Argentina is struggling to cope with yet another financial crisis.
Investors are increasingly concerned Latin America’s third-largest economy could soon default as it struggles to repay heavy government borrowing. This comes after Argentina’s government unexpectedly asked for the early release of a $50 billion loan from the International Monetary Fund (IMF) on Wednesday.
The Argentine peso crashed to record lows on the news. It saw steep losses in the previous session and collapsed another 15 percent to hit 39 pesos against the U.S. dollar on Thursday morning.
The peso is down more than 45 percent against the greenback this year, exacerbating pre-existing fears over the country’s weakening economy while inflation is running at 25.4 percent this year.
On Thursday, the central bank said it was increasing the amount of reserves that banks have to hold, in a bid to tighten fiscal policy and shore up the currency. It hiked rates by 15 percentage points to 60 percent from 45 percent and promised not to lower them at least until December.
Argentina’s economy ‘likely to contract this year’
The IMF said in a statement Wednesday that it would look to “revise the government’s economic plan with a focus on better insulating Argentina from recent shifts in global financial markets.”
The Washington D.C.-based institute also added that its plan included “stronger monetary and fiscal policies and a deepening of efforts to support the most vulnerable in society.”
“It is now unclear if that will be enough to stabilize the government’s finances amid (a) persistent reserve drain,” Deutsche Bank‘s Jim Reid said in a research note published Thursday.
In addition to IMF support, Argentina’s government has also raised interest rates to 45 percent in an attempt to curb inflation and slow the peso’s dramatic slide.
But the world’s highest interest rate levels as well as backing from the IMF have both failed to significantly improve market sentiment.
“Real rates are not tight enough to encourage capital inflows (so) the economy is likely to contract this year,” Reid said.
A number of emerging market countries, including Argentina, Turkey and Brazil, are feeling the impact as tighter monetary policy from the U.S. Federal Reserve has boosted the dollar.
In a televised address on Wednesday, Argentine President Mauricio Macri said: “We have agreed with the IMF to advance all the necessary funds to guarantee compliance with the financial program next year.”
“This decision aims to eliminate any uncertainty … Over the last week we have seen new expressions of lack of confidence in the markets, specifically over our financing capacity in 2019,” he added.
When Argentina’s government agreed the terms of the loan with the IMF in May, Macri said he anticipated his country’s economy would recover and so they did not plan to use the money.
Buenos Aires was forced to strike a deal with the IMF after a sharp depreciation in the peso. The three-year standby financing agreement is designed to improve the country’s ailing economy and help it fight inflation — which at nearly 30 percent per year is one of the highest rates worldwide.

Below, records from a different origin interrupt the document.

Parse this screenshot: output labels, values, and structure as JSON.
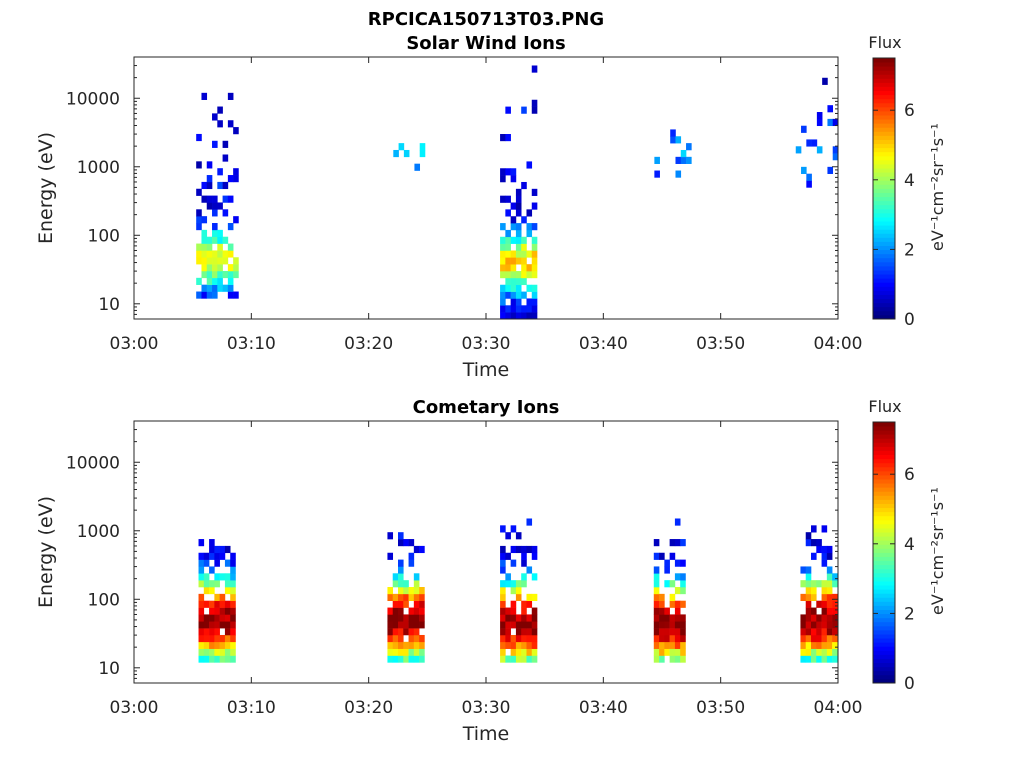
{
  "figure_title": "RPCICA150713T03.PNG",
  "colors": {
    "axis": "#262626",
    "colormap": [
      "#00007f",
      "#0000ff",
      "#007fff",
      "#00ffff",
      "#7fff7f",
      "#ffff00",
      "#ff7f00",
      "#ff0000",
      "#7f0000"
    ]
  },
  "chart_data": [
    {
      "type": "heatmap",
      "title": "Solar Wind Ions",
      "xlabel": "Time",
      "ylabel": "Energy (eV)",
      "x_ticks": [
        "03:00",
        "03:10",
        "03:20",
        "03:30",
        "03:40",
        "03:50",
        "04:00"
      ],
      "y_ticks": [
        "10",
        "100",
        "1000",
        "10000"
      ],
      "y_scale": "log",
      "ylim": [
        6,
        40000
      ],
      "xlim_minutes": [
        0,
        60
      ],
      "colorbar": {
        "title": "Flux",
        "label": "eV⁻¹cm⁻²sr⁻¹s⁻¹",
        "ticks": [
          "0",
          "2",
          "4",
          "6"
        ],
        "range": [
          0,
          7.5
        ]
      },
      "clusters": [
        {
          "t_start": 5.3,
          "t_end": 8.6,
          "e_min": 12,
          "e_max": 14000,
          "peak_flux": 4.5,
          "peak_energy": 40,
          "spread": 0.35,
          "density": 0.75
        },
        {
          "t_start": 22.1,
          "t_end": 25.0,
          "e_min": 700,
          "e_max": 3500,
          "peak_flux": 2.2,
          "peak_energy": 1500,
          "spread": 0.6,
          "density": 0.12
        },
        {
          "t_start": 31.2,
          "t_end": 34.3,
          "e_min": 6,
          "e_max": 35000,
          "peak_flux": 5.0,
          "peak_energy": 35,
          "spread": 0.35,
          "density": 0.75
        },
        {
          "t_start": 43.9,
          "t_end": 47.2,
          "e_min": 700,
          "e_max": 3000,
          "peak_flux": 2.0,
          "peak_energy": 1500,
          "spread": 0.5,
          "density": 0.12
        },
        {
          "t_start": 56.4,
          "t_end": 59.9,
          "e_min": 500,
          "e_max": 18000,
          "peak_flux": 1.8,
          "peak_energy": 1500,
          "spread": 0.5,
          "density": 0.12
        }
      ]
    },
    {
      "type": "heatmap",
      "title": "Cometary Ions",
      "xlabel": "Time",
      "ylabel": "Energy (eV)",
      "x_ticks": [
        "03:00",
        "03:10",
        "03:20",
        "03:30",
        "03:40",
        "03:50",
        "04:00"
      ],
      "y_ticks": [
        "10",
        "100",
        "1000",
        "10000"
      ],
      "y_scale": "log",
      "ylim": [
        6,
        40000
      ],
      "xlim_minutes": [
        0,
        60
      ],
      "colorbar": {
        "title": "Flux",
        "label": "eV⁻¹cm⁻²sr⁻¹s⁻¹",
        "ticks": [
          "0",
          "2",
          "4",
          "6"
        ],
        "range": [
          0,
          7.5
        ]
      },
      "clusters": [
        {
          "t_start": 5.5,
          "t_end": 8.6,
          "e_min": 12,
          "e_max": 650,
          "peak_flux": 7.4,
          "peak_energy": 45,
          "spread": 0.45,
          "density": 0.93
        },
        {
          "t_start": 21.6,
          "t_end": 24.7,
          "e_min": 12,
          "e_max": 800,
          "peak_flux": 7.4,
          "peak_energy": 45,
          "spread": 0.45,
          "density": 0.93
        },
        {
          "t_start": 31.2,
          "t_end": 34.2,
          "e_min": 12,
          "e_max": 1500,
          "peak_flux": 7.4,
          "peak_energy": 40,
          "spread": 0.45,
          "density": 0.93
        },
        {
          "t_start": 44.3,
          "t_end": 47.0,
          "e_min": 12,
          "e_max": 1300,
          "peak_flux": 7.4,
          "peak_energy": 40,
          "spread": 0.45,
          "density": 0.93
        },
        {
          "t_start": 56.8,
          "t_end": 59.9,
          "e_min": 12,
          "e_max": 1200,
          "peak_flux": 7.4,
          "peak_energy": 45,
          "spread": 0.45,
          "density": 0.93
        }
      ]
    }
  ]
}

Nonetheless, some analysts have criticized the decision to speed up the IMF bailout, saying it smacks of desperation.
Many people in Argentina blame the IMF for encouraging fiscal policies that escalated the country’s worst economic crisis in 2001. At that time, millions of middle-class citizens fell into poverty as the country struggled to recover.
“I know that these tumultuous situations generate anxiety among many of you … I understand this, and I want you to know I am making all decisions necessary to protect you,” Macri said.